私は田中さんから連絡を受けて五十嵐の運転する車で田中さんの入院した病院へ向かった。学校は途中で抜け出した。部活もするつもりはない。病室へ向かい、田中さんの入っている個室へ飛び込んだ。


「京子ちゃん、学校は?」


田中さんは驚いた。もちろん、抜けて来たよ。


「私、急性白血病だって。余命宣告されちゃったよ」


私は震える唇で聞いた。


「持ってあと2ヶ月だってさ」


私は泣いた。でも助かるかもしれない。


「骨髄ドナーが居れば治療できるかもしれないけど、私の場合は無理だって。重症」


またリングに上がろうよ。


「最後に上がったリングは楽しかったな。京子ちゃんとスパーできて、ラーメン食べれて」


私は言葉を失った。田中さんのお母さんが入って来た。


「はじめまして。母です」


私は自己紹介した。


「綾小路さんのお話は本人より聞いています。お見舞い、ありがとうね」


いえ、私にはお見舞いしかできる事が無くて。フルーツのバスケットをお見舞いに持って来ていた。


「本人も果物は大好物だから喜ぶわ」


「もう、お母さん、止めてよ」


面会時間が長くなると本人にも良くないと思ったので帰る事にした。田中さん、また来るね。


「うん、また来てよ」


田中さんの明るい返事が返って来た。病棟から離れた時、田中さんのお母さんがやって来て、


「綾小路さん、ありがとうね。本人もすごく喜んで」


もう長くないと涙を流しながら私に感謝した。田中さんはいじめで不登校になり、ボクシングを始めたと言う。初耳だった。


「あなたの話をすごく楽しそうにするんです。またお見舞いに来てあげてください」


もちろんそのつもりだ。また来ますと私は言った。しかしお見舞いを重ねるたびに田中さんの病状は悪くなった。もっと早くに気が付けば助かったかもしれないと田中さんのお母さんは言った。
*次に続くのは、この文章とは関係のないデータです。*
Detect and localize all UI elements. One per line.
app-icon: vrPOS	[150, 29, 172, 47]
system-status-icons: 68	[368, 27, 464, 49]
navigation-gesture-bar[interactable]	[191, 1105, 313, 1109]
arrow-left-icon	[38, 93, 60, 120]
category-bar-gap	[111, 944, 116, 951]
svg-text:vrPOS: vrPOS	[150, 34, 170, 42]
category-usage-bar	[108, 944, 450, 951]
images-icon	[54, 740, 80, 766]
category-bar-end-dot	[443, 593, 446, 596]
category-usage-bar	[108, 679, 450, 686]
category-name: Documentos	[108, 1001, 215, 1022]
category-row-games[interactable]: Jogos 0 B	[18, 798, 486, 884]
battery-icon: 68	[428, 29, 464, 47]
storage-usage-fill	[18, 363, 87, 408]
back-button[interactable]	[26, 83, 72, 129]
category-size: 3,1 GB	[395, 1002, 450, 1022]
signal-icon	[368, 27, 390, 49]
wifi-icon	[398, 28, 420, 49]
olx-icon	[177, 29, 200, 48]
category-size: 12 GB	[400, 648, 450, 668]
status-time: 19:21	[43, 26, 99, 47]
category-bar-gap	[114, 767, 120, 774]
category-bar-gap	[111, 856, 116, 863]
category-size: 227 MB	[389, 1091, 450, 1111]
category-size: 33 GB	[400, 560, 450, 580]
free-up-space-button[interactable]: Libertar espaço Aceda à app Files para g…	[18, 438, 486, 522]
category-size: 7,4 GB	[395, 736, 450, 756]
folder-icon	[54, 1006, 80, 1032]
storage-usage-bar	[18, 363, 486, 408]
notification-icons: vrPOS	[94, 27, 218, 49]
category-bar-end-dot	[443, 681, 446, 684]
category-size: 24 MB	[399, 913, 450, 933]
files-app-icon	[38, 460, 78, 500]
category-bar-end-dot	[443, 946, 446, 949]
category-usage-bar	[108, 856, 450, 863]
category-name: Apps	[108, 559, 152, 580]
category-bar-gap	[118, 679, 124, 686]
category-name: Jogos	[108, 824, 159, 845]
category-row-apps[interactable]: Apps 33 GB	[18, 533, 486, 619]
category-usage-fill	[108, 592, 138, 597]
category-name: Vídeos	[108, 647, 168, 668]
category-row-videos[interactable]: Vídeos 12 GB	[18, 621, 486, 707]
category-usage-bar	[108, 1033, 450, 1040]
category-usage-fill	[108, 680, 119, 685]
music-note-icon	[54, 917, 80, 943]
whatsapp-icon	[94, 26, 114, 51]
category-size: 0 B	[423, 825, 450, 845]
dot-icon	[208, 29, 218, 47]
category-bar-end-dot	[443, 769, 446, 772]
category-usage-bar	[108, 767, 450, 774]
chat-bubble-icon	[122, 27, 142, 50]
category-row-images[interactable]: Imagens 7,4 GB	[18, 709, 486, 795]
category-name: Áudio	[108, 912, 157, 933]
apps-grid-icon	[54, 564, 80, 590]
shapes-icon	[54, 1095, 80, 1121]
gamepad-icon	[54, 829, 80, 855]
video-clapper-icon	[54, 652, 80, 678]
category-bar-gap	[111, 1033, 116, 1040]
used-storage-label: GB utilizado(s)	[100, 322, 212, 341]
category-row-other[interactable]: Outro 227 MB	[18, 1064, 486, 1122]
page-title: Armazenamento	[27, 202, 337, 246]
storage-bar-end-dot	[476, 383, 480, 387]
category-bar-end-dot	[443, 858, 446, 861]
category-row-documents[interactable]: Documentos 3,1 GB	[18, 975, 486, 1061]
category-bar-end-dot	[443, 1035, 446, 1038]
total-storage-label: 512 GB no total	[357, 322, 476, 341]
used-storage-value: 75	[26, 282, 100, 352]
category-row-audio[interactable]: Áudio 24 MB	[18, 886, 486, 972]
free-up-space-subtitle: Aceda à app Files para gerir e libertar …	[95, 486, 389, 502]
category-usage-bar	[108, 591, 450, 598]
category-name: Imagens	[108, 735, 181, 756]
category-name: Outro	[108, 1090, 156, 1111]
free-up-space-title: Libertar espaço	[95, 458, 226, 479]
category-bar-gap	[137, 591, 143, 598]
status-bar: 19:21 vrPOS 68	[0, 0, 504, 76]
数日経ったある夜、オッサンが、


「田中さん、死んだで」


天国へ行ったそうな。私は田中さんのお母さんに連絡した。密葬で、近親者のみで葬儀を行うと言う。私はオッサンに聞いた。


「京子ちゃん、大丈夫や。田中さん、天国でもボクシングの練習してるで」


私が天国へ行ったらまた田中さんとスパーをしたいな。ベッドの中で泣きながら田中さんを想った。